CE QUE ABDOULAYE NDIAYE M’A APPRIS

11 Avril 2018 , Rédigé par Ibou Dramé Sylla Publié dans #INTER POCULA

La mort des Grands nous affaiblit !

La vie est fragile. Ne pas l’admettre relève du nihilisme de mauvais aloi. Des expériences quotidiennes indiquent que l’homme est dans une barque qui vogue vers une direction inconnue. La mort est une présence muette et inquiétante. La relation de l’homme avec la mort se situe dans le cadre du vécu quotidien au point que ne pas s’en rendre compte exile l’homme du socle à partir duquel s’est édifié son être. C’est la mort qui inspire le sentiment tragique de la vie. Ce sentiment s’exprime à travers cette question : si je devrai mourir, pourquoi naître ? La mort de l’homme est toujours une violence, car elle marque une rupture dans les projets. Ne pouvant « pardonner la mort à la mort », Kamel Daoud dit justement qu’elle demeure « une petite traîtrise de marche manquante sur l’escalier de l’ascension. [Qu’] elle n’a rien de la clôture d’un destin et tout d’un acte de pickpocket sournois. ». Elle est l’élément dépareillé dont parle Jankélévitch. Un jeune s’en est allé avec pleines d’espérances et de vie à mener. Le sommeil d’un Guerrier de sa trempe est d’une sacralité qui mérite des agenouillements devant l’autel.

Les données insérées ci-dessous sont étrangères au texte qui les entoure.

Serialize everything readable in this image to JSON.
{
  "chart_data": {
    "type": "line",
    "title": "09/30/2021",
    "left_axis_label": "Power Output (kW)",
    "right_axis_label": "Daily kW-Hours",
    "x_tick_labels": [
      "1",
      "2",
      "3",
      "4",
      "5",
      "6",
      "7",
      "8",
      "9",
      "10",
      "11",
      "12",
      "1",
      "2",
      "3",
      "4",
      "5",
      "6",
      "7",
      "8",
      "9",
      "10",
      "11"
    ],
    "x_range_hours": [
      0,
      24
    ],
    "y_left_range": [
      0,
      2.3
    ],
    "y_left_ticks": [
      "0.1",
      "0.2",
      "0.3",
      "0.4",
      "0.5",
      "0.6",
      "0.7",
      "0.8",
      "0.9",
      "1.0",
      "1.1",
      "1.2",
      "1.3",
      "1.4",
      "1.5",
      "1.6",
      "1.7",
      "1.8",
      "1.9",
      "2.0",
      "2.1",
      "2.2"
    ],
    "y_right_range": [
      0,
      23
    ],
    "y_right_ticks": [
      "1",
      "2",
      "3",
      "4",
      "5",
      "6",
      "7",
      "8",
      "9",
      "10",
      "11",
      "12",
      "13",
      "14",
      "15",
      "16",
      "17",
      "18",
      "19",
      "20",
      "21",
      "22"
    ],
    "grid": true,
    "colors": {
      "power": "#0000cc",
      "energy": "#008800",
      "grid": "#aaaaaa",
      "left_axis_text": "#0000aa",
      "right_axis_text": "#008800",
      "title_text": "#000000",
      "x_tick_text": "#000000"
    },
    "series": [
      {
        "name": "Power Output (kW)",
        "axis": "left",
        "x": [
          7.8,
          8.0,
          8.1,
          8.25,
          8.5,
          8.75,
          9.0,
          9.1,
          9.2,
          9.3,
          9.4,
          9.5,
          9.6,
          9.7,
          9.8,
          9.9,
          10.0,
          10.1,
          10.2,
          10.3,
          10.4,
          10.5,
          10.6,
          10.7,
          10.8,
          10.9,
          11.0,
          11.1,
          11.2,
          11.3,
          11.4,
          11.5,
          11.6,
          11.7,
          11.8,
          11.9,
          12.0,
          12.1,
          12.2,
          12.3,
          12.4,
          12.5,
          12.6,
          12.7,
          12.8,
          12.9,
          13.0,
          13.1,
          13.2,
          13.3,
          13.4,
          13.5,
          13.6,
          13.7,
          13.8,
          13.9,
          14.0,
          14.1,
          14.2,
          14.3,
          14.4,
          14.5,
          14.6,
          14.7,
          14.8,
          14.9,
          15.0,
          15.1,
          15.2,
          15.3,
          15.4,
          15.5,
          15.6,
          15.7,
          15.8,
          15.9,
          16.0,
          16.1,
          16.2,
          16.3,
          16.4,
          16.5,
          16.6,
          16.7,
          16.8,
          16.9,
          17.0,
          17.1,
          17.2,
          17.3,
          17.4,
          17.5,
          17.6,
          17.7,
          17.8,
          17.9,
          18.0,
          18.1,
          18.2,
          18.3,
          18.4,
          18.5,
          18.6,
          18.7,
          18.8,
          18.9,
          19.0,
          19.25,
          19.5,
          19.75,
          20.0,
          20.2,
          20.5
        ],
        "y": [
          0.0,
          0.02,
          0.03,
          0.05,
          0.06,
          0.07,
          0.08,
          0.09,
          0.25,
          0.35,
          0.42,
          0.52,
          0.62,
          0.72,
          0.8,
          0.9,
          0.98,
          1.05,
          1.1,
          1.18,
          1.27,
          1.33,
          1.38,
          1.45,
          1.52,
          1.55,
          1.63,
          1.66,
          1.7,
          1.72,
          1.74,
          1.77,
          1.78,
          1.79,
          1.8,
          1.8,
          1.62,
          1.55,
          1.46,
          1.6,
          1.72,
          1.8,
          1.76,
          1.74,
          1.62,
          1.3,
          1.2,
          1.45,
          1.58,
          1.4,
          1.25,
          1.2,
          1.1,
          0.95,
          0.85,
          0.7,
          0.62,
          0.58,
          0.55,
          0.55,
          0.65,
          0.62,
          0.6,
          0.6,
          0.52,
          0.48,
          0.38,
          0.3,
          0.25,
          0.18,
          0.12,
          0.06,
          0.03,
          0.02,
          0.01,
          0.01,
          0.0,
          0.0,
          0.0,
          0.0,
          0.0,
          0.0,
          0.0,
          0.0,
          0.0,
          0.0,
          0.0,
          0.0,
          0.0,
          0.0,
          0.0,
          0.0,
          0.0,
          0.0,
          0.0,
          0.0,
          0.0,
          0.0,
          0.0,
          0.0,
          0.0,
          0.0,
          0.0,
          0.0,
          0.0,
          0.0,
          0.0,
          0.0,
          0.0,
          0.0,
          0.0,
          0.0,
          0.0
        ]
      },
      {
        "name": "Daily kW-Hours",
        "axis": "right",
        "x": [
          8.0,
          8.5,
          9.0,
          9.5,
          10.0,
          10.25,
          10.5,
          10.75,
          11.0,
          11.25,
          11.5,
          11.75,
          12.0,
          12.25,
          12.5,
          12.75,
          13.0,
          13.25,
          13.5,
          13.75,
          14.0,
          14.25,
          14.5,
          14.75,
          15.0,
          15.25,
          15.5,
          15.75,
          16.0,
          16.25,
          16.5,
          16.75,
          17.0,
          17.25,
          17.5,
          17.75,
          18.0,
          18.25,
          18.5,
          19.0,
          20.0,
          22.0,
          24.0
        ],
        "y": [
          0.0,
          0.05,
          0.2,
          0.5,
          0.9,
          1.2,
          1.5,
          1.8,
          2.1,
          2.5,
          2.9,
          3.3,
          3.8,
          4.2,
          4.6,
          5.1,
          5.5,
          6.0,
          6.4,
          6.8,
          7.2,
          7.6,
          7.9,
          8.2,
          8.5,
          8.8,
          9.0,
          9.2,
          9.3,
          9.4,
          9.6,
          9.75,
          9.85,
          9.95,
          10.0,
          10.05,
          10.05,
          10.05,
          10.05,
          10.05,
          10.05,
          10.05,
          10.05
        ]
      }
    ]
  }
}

Ce lundi 09 avril 2018, la faucheuse a frappé sur la ligne blanche. Je compris que nous ne sommes jamais véritablement préparés pour des événements qui mettent à nu le fondement de notre être. Malgré la mise en garde de l’auteur des Essais pour qui  « La préméditation de la mort est préméditation de la liberté. Qui a appris à mourir, il a désappris à servir. Le savoir mourir nous affranchit de toute sujétion et contrainte. », nous vivons avec l’idée d’une mort éloignée. Une mort qui ne viendra peut-être pas pour le moment. Chaque médiation devrait être l’écho de cette légende qui, parlant des minutes du temps, figurait sur les cadrans solaires du Moyen Age : « Omnes feriunt, iltima necat ».

Je lisais ces lignes de Rilke quelques minutes avant l’annonce du décès : « S’il nous était possible de voir au-delà des limites de notre savoir, et même un peu plus loin que les avant-postes de notre pressentiment, peut-être supporterions-nous nos tristesses avec plus de confiance que nos joies. Car elles sont les instants où quelque chose de nouveau entre en nous, quelque chose d’inconnu ; nos sentiments, craintifs et mal à l’aise, sont tout à coup muet, tout en nous recule, il se fait un silence, et le Nouveau, que personne ne connaît, se tient au beau milieu, et il se tait. ». Toute cette sagesse supposée acquise fut ébranlée pour laisser place à l’incompréhension, à la douleur, à la peine, à la consternation. Car, « ‘’tenir ferment ce qui est mort’’, allons donc !, c’est bien facile à dire, sauf si la mort et mort d’un proche, de l’ami, de l’aimé. », pour reprendre les mots du professeur Ousseynou Kane qui me faisait découvrir, toujours sur ce tableau funeste, dans son bureau, il y a quelques semaines, ces lignes de John Donne : « never send to know for whom the bell tolls; it tolls for thee. ». Oui, nous sommes en sursis jusqu’au dernier son du glas.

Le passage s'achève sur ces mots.